La conferencia I terminó en un prematuro fracaso. Los tres miembros del escuadrón, cuando a poco de ingresar en la oscuridad, estaban llegando a calle Alemania, escucharon un sonido metálico, proveniente de un carro que circulaba por dicha arteria, salieron corriendo y recién volvieron la vista atrás cuando estaban llegando a La Oriental.

Las siguientes conferencias no sufrieron suertes demasiado diferentes. Los tunelautas, a poco de internarse en la caverna, eran presa del pánico y salían huyendo.

Fue entonces que a Pordiez se le ocurrió poner en práctica un sistema de comunicación tan sencillo como efectivo: cada vez que los exploradores llegaban a una boca de tormenta, intercambiaban mensajes con el exterior, recibiendo ánimo, consejos, órdenes y algunas vituallas.

Fue la expedición comandada por el almirante Nelson Costra, la Conferencia XI, quien logró llegar más lejos y realizar unos hallazgos reveladores. A la altura de calle Arias encontraron una malla metálica, realizada con llavecitas para abrir latas de paté, entrelazadas, que les impedía el paso. Solicitaron herramientas en la boca de tormenta de la esquina de Coronel Suárez y lograron cortarla. Y a poco de seguir avanzando, a la altura de la calle Remedios de Escalada, hicieron dos descubrimientos. Por un lado encontraron que desde la rejilla de una casa de comidas, chorreaban los restos de un tuco que había corroído parte del suelo del túnel y que eran la fuente de contaminación. Por otro hallaron al Flaco Áscaris quien había sobrevivido alimentándose con esa salsa.

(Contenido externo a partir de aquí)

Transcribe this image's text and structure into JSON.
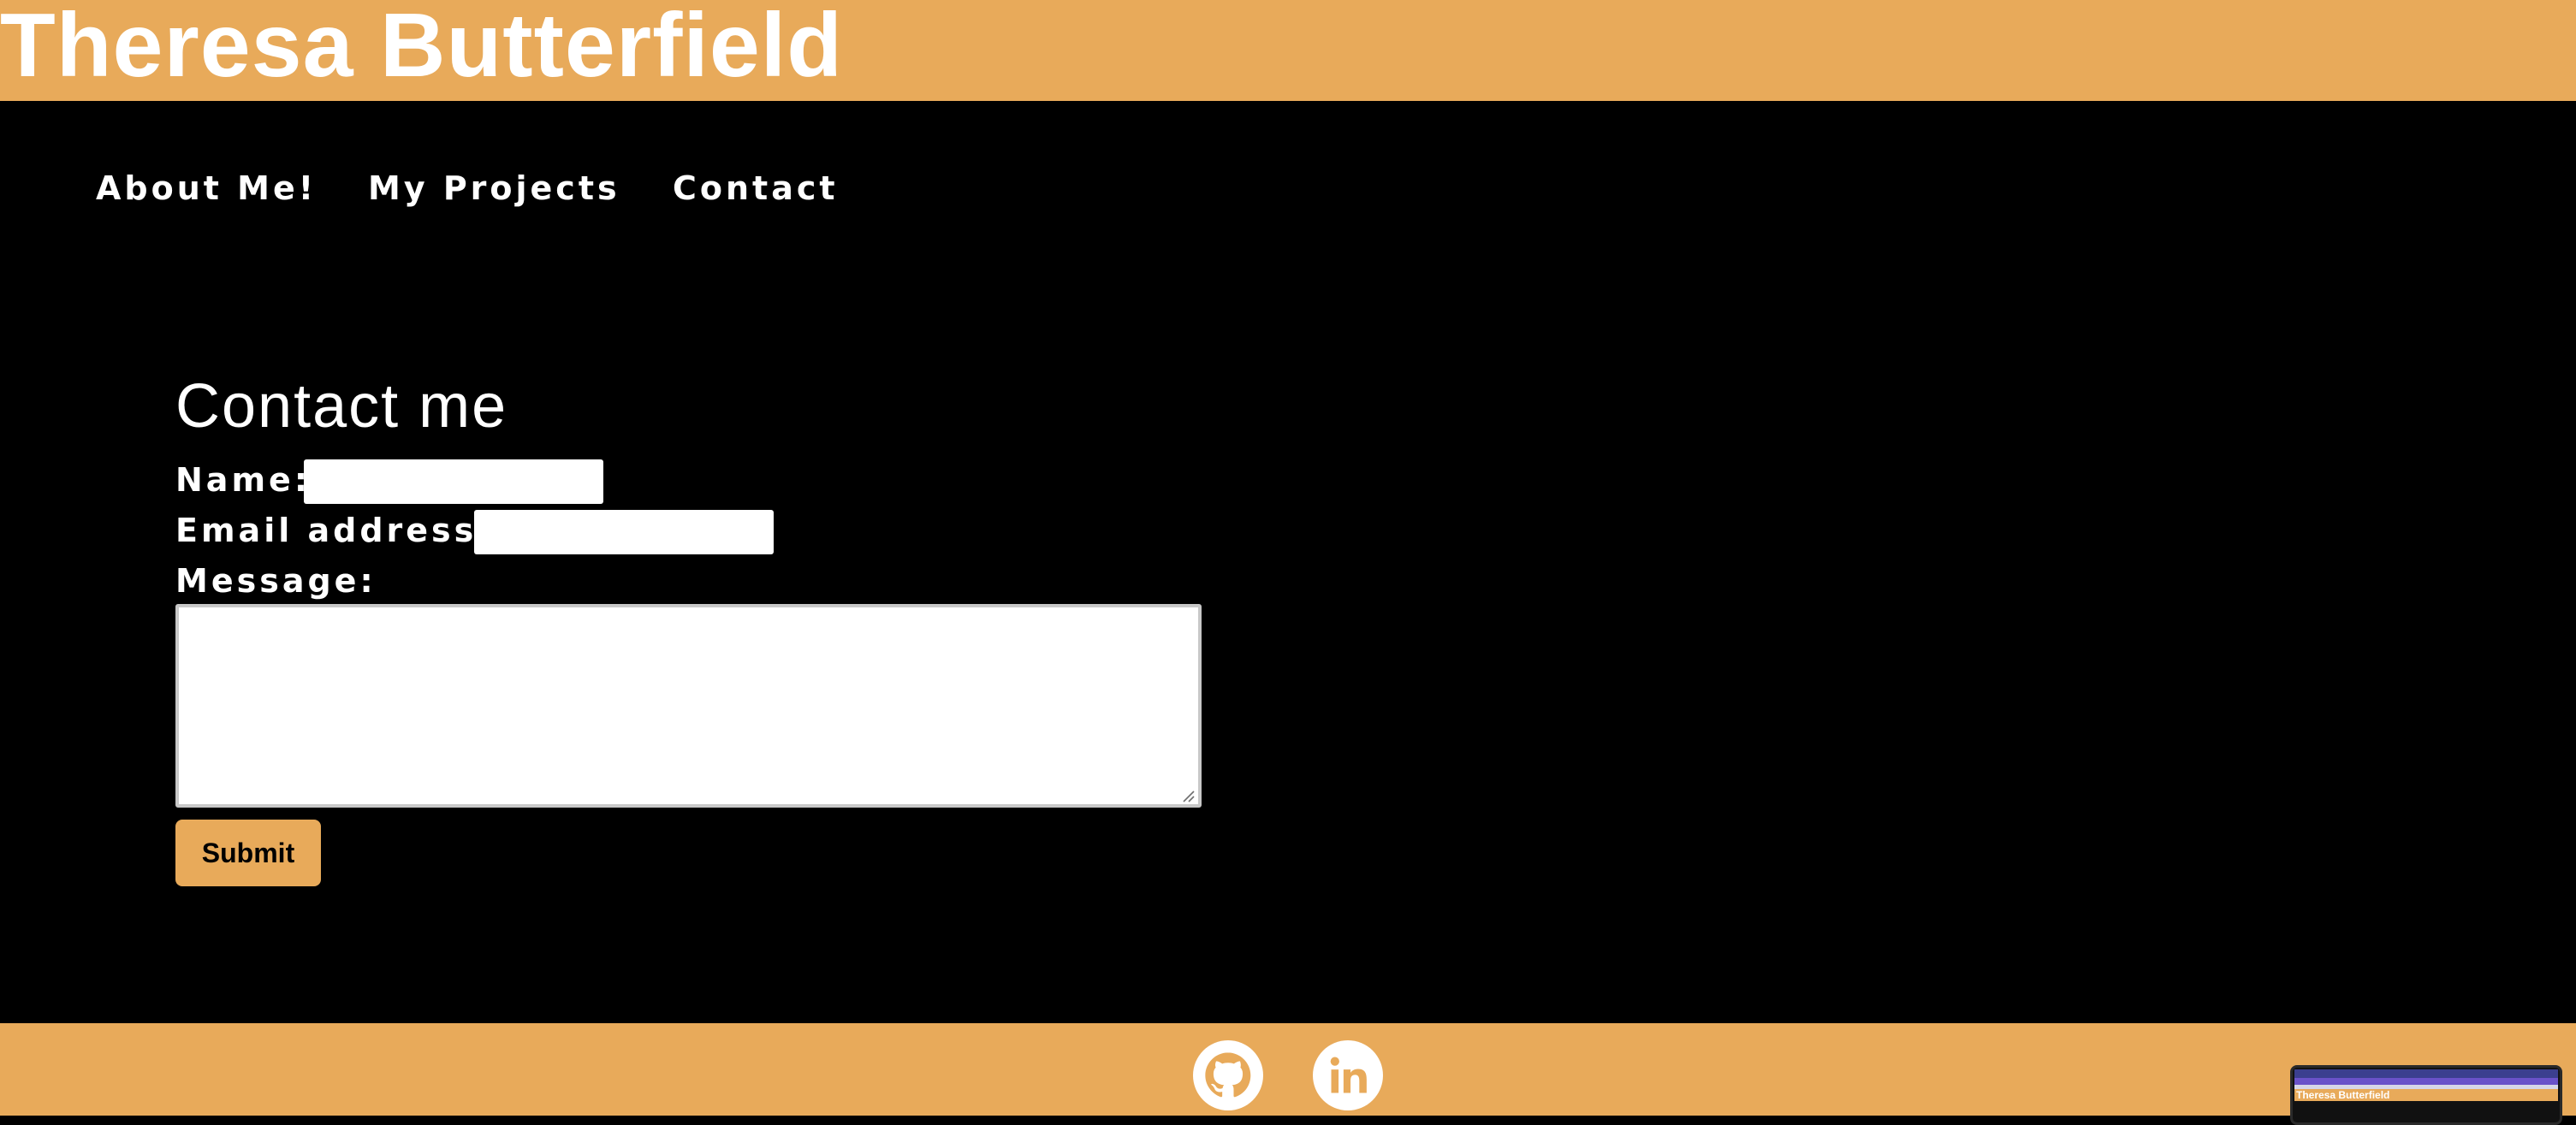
{
  "header": {
    "site_title": "Theresa Butterfield"
  },
  "nav": {
    "items": [
      {
        "label": "About Me!"
      },
      {
        "label": "My Projects"
      },
      {
        "label": "Contact"
      }
    ]
  },
  "contact": {
    "title": "Contact me",
    "name_label": "Name:",
    "name_value": "",
    "email_label": "Email address:",
    "email_value": "",
    "message_label": "Message:",
    "message_value": "",
    "submit_label": "Submit"
  },
  "footer": {
    "social_links": [
      {
        "icon": "github-icon"
      },
      {
        "icon": "linkedin-icon"
      }
    ]
  },
  "thumbnail": {
    "title": "Theresa Butterfield"
  },
  "colors": {
    "accent": "#e8aa5a",
    "background": "#000000",
    "text": "#ffffff"
  }
}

El local de expendio de alimentos fue clausurado y con ello terminó la mortandad de peces. 

El Flaco Áscari confesó que se había metido al túnel porque había visto a unos acreedores que lo estaban buscando. Y la exploración de la cueva fue abandonada cuando la Conferencia XIII envió un papel en la boca de calle Pellegrini, que decía “Junín, estamos en problemas”.

Con gran dificultad se los logró hacer regresar, pero el programa fue discontinuado, Pordiez regresó a Buenos Aires, Jaquel se volvió un importante impulsor de la minería a cielo abierto y el misterio del túnel de Garibaldi nos acompaña hasta nuestros días.